Сплюнул и ногой растер.
– Архип вчера на Марьяну так шипел, что весь мало не исшипелся… не хотел, чтобы ты одна… а она ему ответила. Дескать, не твоего ума это дело… ты девок раздраконила, и если и вправду с ними не так что, то самое время вылезти поганой их натуре.
Вот оно как, значится, а я уж думала вчера грешным делом, что уговаривать станут, чтоб, значится, в одное хате с боярынями поселилась. Никто ж и словечка не сказал.
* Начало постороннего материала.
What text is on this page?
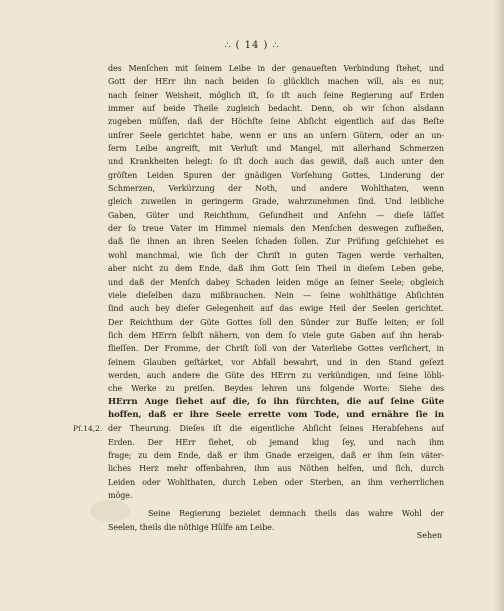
∴ ( 14 ) ∴
Pſ.14,2.
des Menſchen mit ſeinem Leibe in der genaueſten Verbindung ſtehet, und
Gott der HErr ihn nach beiden ſo glücklich machen will, als es nur,
nach ſeiner Weisheit, möglich iſt, ſo iſt auch ſeine Regierung auf Erden
immer auf beide Theile zugleich bedacht. Denn, ob wir ſchon alsdann
zugeben müſſen, daß der Höchſte ſeine Abſicht eigentlich auf das Beſte
unſrer Seele gerichtet habe, wenn er uns an unſern Gütern, oder an un-
ſerm Leibe angreift, mit Verluſt und Mangel, mit allerhand Schmerzen
und Krankheiten belegt: ſo iſt doch auch das gewiß, daß auch unter den
gröſten Leiden Spuren der gnädigen Vorſehung Gottes, Linderung der
Schmerzen, Verkürzung der Noth, und andere Wohlthaten, wenn
gleich zuweilen in geringerm Grade, wahrzunehmen ſind. Und leibliche
Gaben, Güter und Reichthum, Geſundheit und Anſehn — dieſe läſſet
der ſo treue Vater im Himmel niemals den Menſchen deswegen zufließen,
daß ſie ihnen an ihren Seelen ſchaden ſollen. Zur Prüfung geſchiehet es
wohl manchmal, wie ſich der Chriſt in guten Tagen werde verhalten,
aber nicht zu dem Ende, daß ihm Gott ſein Theil in dieſem Leben gebe,
und daß der Menſch dabey Schaden leiden möge an ſeiner Seele; obgleich
viele dieſelben dazu mißbrauchen. Nein — ſeine wohlthätige Abſichten
ſind auch bey dieſer Gelegenheit auf das ewige Heil der Seelen gerichtet.
Der Reichthum der Güte Gottes ſoll den Sünder zur Buſſe leiten; er ſoll
ſich dem HErrn ſelbſt nähern, von dem ſo viele gute Gaben auf ihn herab-
flieſſen. Der Fromme, der Chriſt ſoll von der Vaterliebe Gottes verſichert, in
ſeinem Glauben geſtärket, vor Abfall bewahrt, und in den Stand geſezt
werden, auch andere die Güte des HErrn zu verkündigen, und ſeine löbli-
che Werke zu preiſen. Beydes lehren uns folgende Worte: Siehe des
HErrn Auge ſiehet auf die, ſo ihn fürchten, die auf ſeine Güte
hoffen, daß er ihre Seele errette vom Tode, und ernähre ſie in
der Theurung. Dieſes iſt die eigentliche Abſicht ſeines Herabſehens auf
Erden. Der HErr ſiehet, ob jemand klug ſey, und nach ihm
frage; zu dem Ende, daß er ihm Gnade erzeigen, daß er ihm ſein väter-
liches Herz mehr offenbahren, ihm aus Nöthen helfen, und ſich, durch
Leiden oder Wohlthaten, durch Leben oder Sterben, an ihm verherrlichen
möge.
Seine Regierung bezielet demnach theils das wahre Wohl der
Seelen, theils die nöthige Hülfe am Leibe.
Sehen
– Еще сказала, что ты не так проста. Что Люциана тебя не зря учила… и если чему-нибудь научила, то не войдут в дом.
– И не вошли.
Кирей руку протянул.
– Идем, – сказал.
Я и вложила свою. Пальцы у него твердые, что каменные. И рука горяча. Повел меня… повел за порог. И за хату. По двору, крапивой да полынью заросшему, сквозь заросли малины, которая ныне буяла и, цветом белым убранная, манила пчел.
Дома манила, ажно гудела вся, а над здешней только мошкара и вилась.
Кирей сквозь колючие кусты проскользнул, будто и не были они преградой. И меня провел.
– Гляди, – указал он на оконце махонькое.
Этакое по ночному часу ставнями задвигают, закрываючи и тот малый свет, который оно пропустить способное. Махонькое окошко.
И крепко в раме сидит.
Пусть потемнело дерево, да все одно крепко. И на нем, потемневшем, черном почитай, видны хорошо длинные царапины-раны.
– Будто кошка скреблась. – Я такую царапину пальцем потрогала.
– Если и так, то крупная кошка.
Кирей руку мою выпустил и, пальцы растопыривши, на следы ее приложил. Мол, сама гляди, каковы туточки кошки. А я чего? Я ж, может, и не крепко ученая, а вижу, что у кошки этое лапа поширше Киреевой руки.